Mais depuis quand punit-on des enfants pour les crimes de leurs parents ?

Quant à leurs mères, parce qu'elles sont des ressortissantes françaises sous le coup d'un mandat d'arrêt international français, elles devront être jugées en France.

Alors que les gouvernements des états démocratiques voisins de la France font prévaloir la justice et la raison sur la vengeance, rien ne justifie l'entêtement du Gouvernement français, sauf la crainte inavouable d'une opinion publique dont on suppose à tort qu'elle serait inaccessible à une mesure de justice et d'humanité, alors même que les victimes du terrorisme et leurs associations (13onze15, Life for Paris, Fenvac) appellent elles aussi au rapatriement de ces enfants et de leurs mères.

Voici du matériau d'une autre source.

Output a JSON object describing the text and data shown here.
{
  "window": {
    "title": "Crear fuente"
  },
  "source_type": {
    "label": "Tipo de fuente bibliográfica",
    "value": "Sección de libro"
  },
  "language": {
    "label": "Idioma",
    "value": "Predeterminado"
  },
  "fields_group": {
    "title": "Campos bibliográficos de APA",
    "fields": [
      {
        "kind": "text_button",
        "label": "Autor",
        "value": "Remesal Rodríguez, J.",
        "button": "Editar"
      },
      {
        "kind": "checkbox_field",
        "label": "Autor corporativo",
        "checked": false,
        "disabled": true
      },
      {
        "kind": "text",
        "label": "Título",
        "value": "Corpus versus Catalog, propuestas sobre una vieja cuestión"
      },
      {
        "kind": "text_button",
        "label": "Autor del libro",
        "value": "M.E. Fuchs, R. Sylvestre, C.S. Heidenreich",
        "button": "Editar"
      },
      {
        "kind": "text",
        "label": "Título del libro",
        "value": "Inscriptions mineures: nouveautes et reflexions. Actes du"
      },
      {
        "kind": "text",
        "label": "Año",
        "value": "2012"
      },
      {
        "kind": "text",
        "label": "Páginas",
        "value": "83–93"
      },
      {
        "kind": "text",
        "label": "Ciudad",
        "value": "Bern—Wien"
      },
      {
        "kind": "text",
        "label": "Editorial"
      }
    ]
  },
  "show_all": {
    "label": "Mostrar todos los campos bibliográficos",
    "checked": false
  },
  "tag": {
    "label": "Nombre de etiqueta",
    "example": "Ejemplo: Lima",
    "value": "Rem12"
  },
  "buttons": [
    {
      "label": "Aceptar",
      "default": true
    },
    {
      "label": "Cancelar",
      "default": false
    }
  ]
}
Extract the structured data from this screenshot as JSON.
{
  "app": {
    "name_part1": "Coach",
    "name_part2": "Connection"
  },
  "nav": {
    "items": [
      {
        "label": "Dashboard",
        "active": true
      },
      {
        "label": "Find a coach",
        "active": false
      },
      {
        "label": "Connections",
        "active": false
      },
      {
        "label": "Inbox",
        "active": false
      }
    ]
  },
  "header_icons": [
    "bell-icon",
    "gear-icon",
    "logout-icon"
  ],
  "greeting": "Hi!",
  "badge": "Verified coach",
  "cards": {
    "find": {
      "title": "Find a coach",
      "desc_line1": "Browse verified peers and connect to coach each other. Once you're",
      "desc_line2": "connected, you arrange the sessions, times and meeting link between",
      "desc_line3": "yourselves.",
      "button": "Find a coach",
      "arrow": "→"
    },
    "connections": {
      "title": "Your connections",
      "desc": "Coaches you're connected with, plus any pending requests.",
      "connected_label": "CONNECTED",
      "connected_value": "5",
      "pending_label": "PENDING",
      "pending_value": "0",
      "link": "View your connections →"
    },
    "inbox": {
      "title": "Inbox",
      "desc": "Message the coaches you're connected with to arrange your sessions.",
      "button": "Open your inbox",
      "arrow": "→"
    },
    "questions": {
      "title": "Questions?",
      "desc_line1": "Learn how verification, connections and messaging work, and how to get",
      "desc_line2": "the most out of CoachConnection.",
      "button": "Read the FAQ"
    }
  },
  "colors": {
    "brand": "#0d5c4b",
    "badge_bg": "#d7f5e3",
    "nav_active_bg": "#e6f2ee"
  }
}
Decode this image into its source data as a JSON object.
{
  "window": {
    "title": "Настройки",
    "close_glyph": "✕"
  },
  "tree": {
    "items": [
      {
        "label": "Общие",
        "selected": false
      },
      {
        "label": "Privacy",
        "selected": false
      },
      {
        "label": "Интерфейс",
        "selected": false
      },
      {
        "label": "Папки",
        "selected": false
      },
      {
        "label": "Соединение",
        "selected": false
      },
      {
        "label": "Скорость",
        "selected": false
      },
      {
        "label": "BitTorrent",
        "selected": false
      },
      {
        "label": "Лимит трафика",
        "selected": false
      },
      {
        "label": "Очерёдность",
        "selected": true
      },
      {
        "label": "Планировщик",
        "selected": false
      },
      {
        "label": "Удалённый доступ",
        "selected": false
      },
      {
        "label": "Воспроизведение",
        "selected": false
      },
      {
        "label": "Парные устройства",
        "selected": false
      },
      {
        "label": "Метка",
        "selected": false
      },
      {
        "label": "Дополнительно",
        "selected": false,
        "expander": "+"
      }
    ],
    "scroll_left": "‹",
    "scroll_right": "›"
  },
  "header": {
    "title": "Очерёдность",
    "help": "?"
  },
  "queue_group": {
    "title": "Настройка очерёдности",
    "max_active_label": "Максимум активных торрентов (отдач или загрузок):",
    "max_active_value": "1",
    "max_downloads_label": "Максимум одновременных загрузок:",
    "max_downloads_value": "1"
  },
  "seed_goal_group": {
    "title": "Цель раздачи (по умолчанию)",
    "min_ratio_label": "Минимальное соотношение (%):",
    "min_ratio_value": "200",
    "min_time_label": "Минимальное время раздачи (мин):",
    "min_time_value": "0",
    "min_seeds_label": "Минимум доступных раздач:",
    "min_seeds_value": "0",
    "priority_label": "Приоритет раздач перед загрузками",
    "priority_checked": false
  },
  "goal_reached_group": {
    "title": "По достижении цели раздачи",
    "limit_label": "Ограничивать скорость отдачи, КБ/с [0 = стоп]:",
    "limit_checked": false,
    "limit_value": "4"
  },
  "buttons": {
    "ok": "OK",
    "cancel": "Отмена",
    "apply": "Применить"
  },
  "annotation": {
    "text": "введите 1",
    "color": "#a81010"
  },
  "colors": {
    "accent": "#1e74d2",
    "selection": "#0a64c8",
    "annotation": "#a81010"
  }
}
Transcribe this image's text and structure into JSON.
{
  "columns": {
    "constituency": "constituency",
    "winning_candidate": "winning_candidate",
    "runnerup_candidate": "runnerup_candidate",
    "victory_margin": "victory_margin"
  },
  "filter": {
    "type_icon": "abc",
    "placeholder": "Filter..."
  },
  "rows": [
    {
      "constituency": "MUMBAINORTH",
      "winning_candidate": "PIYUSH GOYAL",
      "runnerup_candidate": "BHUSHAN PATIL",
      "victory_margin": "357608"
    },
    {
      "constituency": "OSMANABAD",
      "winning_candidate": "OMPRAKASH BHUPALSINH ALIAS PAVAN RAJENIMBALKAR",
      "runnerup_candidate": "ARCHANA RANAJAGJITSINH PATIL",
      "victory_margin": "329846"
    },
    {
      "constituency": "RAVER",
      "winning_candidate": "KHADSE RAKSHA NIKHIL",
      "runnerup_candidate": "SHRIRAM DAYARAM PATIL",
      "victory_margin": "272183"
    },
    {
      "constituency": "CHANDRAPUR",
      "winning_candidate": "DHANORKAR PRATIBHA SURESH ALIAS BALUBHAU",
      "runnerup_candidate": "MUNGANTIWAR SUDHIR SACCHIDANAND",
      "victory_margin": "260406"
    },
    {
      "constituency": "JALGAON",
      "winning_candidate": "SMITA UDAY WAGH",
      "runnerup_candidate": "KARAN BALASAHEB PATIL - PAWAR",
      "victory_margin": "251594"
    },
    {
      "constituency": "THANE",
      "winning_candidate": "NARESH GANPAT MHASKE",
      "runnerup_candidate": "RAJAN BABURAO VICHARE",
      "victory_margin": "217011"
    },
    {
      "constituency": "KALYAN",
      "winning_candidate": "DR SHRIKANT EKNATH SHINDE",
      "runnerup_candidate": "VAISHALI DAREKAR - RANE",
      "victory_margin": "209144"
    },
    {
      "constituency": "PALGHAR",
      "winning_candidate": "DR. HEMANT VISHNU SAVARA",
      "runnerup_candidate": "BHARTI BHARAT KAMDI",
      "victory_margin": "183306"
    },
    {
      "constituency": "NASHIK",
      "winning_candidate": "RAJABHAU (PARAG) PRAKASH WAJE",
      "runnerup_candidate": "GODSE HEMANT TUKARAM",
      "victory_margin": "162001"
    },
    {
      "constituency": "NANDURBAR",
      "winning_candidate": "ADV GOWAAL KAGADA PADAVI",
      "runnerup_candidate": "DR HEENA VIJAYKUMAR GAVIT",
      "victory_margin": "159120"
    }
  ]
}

La liste est longue des organisations qui demandent à la France ne pas abandonner ces enfants : le haut-commissaire des nations unies aux droits de l'homme, la Croix-rouge internationale, le commissariat aux réfugiés, la défenseure des droits, la commission consultative des droits de l'homme, le Parlement européen, le coordonnateur des juges d'instruction antiterroristes, le comité des droits de l'enfant de l'organisation des nations unies (ONU), Amnesty international, Human watch rights, la ligue des droits de l'homme.

Le 24 février 2022, la France a été condamnée par le comité des droits de l'enfant de l'ONU pour avoir violé la convention internationale des droits de l'enfant : « Le refus de la France de rapatrier des enfants français détenus […] dans des conditions mettant leur vie en danger depuis des années viole leur droit à la vie, ainsi que leur droit à ne pas subir de traitements inhumains et dégradants. »

Le Président de la République réélu a déclaré : « La protection de l'enfance sera au cœur des cinq années qui viennent. »

Il lui demande quand elle compte mettre en œuvre cet engagement en rapatriant ces deux cents petits Français.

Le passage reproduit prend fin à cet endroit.